More than half of Morocco's population of 32 million is under 25, and youth unemployment tops 30 percent. Last week, the protests took a dangerous turn, a reminder of protests in other Arab countries, when five unemployed students set themselves on fire; three went to the hospital.
"The demand now is really on improving the standards of living of Moroccans," says Abou Bakr Jamai, an exiled financial journalist and prominent dissident. "In all fairness, they have no way to achieve that. Even in a purely democratic system, they can't."
The PJD enters government just as the country is facing an economic blow tied to Europe. Tens of thousands of Moroccans went to work there and send money home. But Europe's financial crisis, Jamai says, is shutting down that option.
"People will probably at some point be coming back to Morocco because the situation in so dire," he says.
Morocco's Arab Spring started on Feb. 20, 2011. The movement is quieter now, but still a force, a nationwide opposition movement. Khalifi says his Justice and Development Party shares many of the same goals. If the PJD fails, he says, the party will lose the next election.

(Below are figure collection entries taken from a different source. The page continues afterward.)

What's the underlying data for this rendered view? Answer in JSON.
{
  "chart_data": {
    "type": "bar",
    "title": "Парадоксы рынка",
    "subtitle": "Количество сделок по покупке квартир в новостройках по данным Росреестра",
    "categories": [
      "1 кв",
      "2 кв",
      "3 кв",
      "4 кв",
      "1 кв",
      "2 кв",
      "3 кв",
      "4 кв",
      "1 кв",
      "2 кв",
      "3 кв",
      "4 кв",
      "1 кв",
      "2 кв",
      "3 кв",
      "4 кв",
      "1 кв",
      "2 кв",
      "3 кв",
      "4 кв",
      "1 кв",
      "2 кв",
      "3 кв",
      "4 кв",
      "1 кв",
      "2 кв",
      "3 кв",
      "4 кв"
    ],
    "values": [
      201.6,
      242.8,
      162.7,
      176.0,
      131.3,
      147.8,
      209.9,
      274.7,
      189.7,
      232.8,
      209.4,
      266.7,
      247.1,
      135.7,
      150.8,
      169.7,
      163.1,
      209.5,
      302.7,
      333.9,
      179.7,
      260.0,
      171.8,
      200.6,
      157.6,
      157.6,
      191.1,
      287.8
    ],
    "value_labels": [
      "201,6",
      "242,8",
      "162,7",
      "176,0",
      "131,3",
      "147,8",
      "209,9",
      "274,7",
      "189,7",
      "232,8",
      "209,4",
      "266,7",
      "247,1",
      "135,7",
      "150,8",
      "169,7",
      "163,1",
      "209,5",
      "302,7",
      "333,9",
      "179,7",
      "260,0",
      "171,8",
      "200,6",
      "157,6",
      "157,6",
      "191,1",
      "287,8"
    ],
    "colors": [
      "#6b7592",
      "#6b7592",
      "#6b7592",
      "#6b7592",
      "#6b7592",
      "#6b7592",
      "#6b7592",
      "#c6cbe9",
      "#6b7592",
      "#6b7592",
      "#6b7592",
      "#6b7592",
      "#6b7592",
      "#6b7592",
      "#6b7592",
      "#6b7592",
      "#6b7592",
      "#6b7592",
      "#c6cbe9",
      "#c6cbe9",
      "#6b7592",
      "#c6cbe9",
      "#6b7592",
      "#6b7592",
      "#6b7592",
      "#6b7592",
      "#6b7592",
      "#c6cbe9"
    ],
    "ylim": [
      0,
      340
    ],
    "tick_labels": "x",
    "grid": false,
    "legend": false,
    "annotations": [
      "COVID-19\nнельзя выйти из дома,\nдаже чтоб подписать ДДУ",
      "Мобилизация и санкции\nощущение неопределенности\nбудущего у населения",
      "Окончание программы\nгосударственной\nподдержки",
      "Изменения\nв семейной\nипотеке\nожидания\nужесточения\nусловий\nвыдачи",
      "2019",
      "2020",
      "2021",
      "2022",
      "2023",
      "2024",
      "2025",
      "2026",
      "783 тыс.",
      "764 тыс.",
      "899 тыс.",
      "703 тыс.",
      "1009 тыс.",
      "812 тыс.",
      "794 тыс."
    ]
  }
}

"We are under the pressure that we should deliver answers to the people," Khalifi says. "In the era of the Arab Spring, there is no choice."
And in this new era, the price of failure will come quickly, says Mohammed El Boukili with the Moroccan Association for Human Rights.
"The masses, millions of people are watching and waiting. Moroccans are patient, but it can explode," he says.
And this is the biggest pressure on the Justice and Development Party. It faces the same hurdles all the Islamist parties new to power are facing: how to govern at a time of rising expectations, how to deliver both change and stability, and — in Morocco — how to remain a democrat and a royalist.